Il determinismo spiritualistico è una concezione metafisica che cerca di conciliare la necessità causale (il determinismo) con l’idea di un soggetto spirituale, atemporale o eterno. A differenza del determinismo materialistico (dove le azioni sono determinate da leggi fisiche e cause antecedenti), qui la causa ultima è posta nell’essere stesso dell’individuo, inteso come entità al di fuori del tempo. Il pensiero può essere sintetizzato così: io agisco in un certo modo non per una catena di eventi fisici contingenti, ma perché il mio Io, nella sua essenza eterna e necessaria, non può fare altrimenti.
1. Le radici filosofiche: necessità e essenza.
Questo concetto affonda le sue radici in diverse correnti filosofiche che negano la casualità radicale e vedono il tempo come un’illusione o un aspetto secondario della realtà. Il pensatore che più si avvicina a questa concezione è Baruch Spinoza. Nel suo determinismo metafisico, ogni cosa deriva necessariamente dalla sostanza unica (Dio o Natura). L’uomo, come modo della sostanza, agisce per necessità della sua propria natura o essenza.
La mia risposta non è causata dal capriccio del momento, ma segue la legge eterna della mia essenza, che è una parte definita della Sostanza. Per Spinoza, l’unica “libertà” è la comprensione razionale di questa necessità.
Alcune forme di Idealismo (o teorie vicine) postulano un Io trascendentale o un Ego assoluto che non è toccato dal tempo empirico. Le scelte che facciamo nel tempo sono semplicemente l’esplicazione o la realizzazione temporale di ciò che il nostro Io essenziale è già nell’eternità.
2. La dimensione dell’eternità.
Il nucleo del determinismo spiritualistico è l’idea di eternità (aeternitas) in contrapposizione al tempo (tempus). Se il mio Io è eterno, i suoi attributi, inclusa la sua “risposta” a una situazione, sono immutabili. Ciò che appare a me come una scelta libera o una reazione, è in realtà la manifestazione di una proprietà atemporale del mio essere. In questo modello, l’Io eterno non è una vittima passiva delle circostanze, ma il principio attivo che genera la risposta. Non sono le circostanze a causare la risposta, ma il mio Io eterno a includere quella specifica risposta a quelle specifiche circostanze.
3. Implicazioni per la responsabilità e il libero arbitrio.
Il determinismo spiritualistico pone un problema radicale al concetto di libero arbitrio come lo intendiamo comunemente, ma tenta di salvare una forma di responsabilità:
- libertà negata, autenticità affermata: non c’è libero arbitrio nel senso di “poter fare altrimenti.” Tuttavia, l’azione è massimamente autentica perché è generata dalla mia essenza più vera, il mio Io eterno.

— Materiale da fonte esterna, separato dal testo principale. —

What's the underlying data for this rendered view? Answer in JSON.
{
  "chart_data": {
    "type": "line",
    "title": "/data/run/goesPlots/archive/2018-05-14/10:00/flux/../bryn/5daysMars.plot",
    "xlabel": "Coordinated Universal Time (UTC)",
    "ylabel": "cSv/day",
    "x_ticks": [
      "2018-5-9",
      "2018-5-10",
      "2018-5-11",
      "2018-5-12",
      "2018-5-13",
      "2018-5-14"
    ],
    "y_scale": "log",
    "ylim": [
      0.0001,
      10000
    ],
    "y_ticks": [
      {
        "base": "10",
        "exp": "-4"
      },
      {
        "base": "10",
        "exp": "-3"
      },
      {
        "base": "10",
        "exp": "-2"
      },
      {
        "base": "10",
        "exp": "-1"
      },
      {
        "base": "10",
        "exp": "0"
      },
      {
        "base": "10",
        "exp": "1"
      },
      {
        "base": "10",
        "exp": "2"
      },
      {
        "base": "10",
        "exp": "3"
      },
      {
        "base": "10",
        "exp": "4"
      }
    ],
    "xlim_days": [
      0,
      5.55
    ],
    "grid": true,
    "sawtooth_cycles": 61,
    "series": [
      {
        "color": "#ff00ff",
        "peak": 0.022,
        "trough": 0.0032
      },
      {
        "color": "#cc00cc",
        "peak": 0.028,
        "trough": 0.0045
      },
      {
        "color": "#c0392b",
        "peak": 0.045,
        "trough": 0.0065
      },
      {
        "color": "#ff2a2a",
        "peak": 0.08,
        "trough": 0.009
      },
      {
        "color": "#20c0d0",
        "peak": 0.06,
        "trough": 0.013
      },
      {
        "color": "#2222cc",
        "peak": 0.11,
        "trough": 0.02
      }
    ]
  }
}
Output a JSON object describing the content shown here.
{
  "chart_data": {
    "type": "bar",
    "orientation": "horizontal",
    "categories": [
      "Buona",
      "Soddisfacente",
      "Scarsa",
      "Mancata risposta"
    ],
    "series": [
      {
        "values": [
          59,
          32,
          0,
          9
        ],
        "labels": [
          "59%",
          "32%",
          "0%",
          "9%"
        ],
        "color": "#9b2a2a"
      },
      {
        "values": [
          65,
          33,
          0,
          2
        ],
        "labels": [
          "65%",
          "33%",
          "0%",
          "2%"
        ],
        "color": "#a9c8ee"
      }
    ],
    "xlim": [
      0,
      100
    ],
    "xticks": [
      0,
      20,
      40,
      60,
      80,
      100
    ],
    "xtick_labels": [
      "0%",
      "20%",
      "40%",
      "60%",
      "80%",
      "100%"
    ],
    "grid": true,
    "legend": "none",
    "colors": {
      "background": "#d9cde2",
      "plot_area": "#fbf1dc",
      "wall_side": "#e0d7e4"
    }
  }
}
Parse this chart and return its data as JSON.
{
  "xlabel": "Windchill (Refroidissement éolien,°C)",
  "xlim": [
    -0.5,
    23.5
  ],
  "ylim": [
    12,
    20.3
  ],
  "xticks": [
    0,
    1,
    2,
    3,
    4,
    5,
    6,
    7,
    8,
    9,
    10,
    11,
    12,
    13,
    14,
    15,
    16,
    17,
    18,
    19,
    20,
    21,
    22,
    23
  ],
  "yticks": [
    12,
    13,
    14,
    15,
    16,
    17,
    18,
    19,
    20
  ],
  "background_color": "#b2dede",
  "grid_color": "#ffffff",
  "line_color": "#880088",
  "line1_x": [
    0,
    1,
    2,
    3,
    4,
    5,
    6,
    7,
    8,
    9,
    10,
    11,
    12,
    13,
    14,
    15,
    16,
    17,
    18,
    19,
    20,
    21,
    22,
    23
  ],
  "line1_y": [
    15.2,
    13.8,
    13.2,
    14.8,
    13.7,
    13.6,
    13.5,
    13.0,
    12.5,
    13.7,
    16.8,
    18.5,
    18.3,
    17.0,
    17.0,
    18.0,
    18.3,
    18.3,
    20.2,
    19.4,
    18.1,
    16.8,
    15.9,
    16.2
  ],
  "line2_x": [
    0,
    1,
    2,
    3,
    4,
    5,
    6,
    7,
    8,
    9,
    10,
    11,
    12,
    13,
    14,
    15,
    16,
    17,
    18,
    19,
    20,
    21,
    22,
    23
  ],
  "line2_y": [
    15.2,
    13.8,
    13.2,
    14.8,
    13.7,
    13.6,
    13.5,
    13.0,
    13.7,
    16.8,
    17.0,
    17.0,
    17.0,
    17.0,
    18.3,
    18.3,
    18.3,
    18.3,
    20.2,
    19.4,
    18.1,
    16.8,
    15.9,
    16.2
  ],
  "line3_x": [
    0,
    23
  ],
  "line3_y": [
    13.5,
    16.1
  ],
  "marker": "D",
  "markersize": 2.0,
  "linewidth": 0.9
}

La risposta è l’espressione perfetta di chi sono;
- responsabilità inclusa nell’essere: la responsabilità non deriva dalla capacità di scegliere tra A e B, ma dal fatto che io sono la causa sufficiente di A. Non posso sfuggire alla responsabilità perché non posso sfuggire alla mia essenza eterna.
4. Critiche e vantaggi.
| Aspetto | Critica Principale | Vantaggio Filosofico |
| Tempo e Azione | Rende le deliberazioni e gli sforzi morali nel tempo un’illusione, poiché il risultato è già “scritto” nell’eternità. | Offre un senso di stabilità e significato profondo, connettendo l’azione contingente a un piano essenziale e atemporale. |
| Accesso alla Conoscenza | Come posso conoscere il mio Io eterno? La conoscenza sembra richiedere una prospettiva divina o intuitiva (intelletto) e non può essere basata sull’esperienza empirica ordinaria. | Supera il solipsismo psicologico; l’Io non è il corpo o la mente psicologica, ma una struttura logico-spirituale accessibile tramite la ragione. |
| Relazione con l’Altro | Se tutti agiscono per necessità eterna, la vera interazione o novità tra gli individui scompare, riducendosi a un meccanismo di collisione di essenze. |
Quindi, il determinismo spiritualistico è una visione affascinante che sposta l’origine della causalità dalla fisica meccanica alla logica dell’essere stesso. La mia risposta non è frutto del caso o di una scelta arbitraria, ma l’eco necessaria e atemporale di un Io che è sempre stato ciò che è.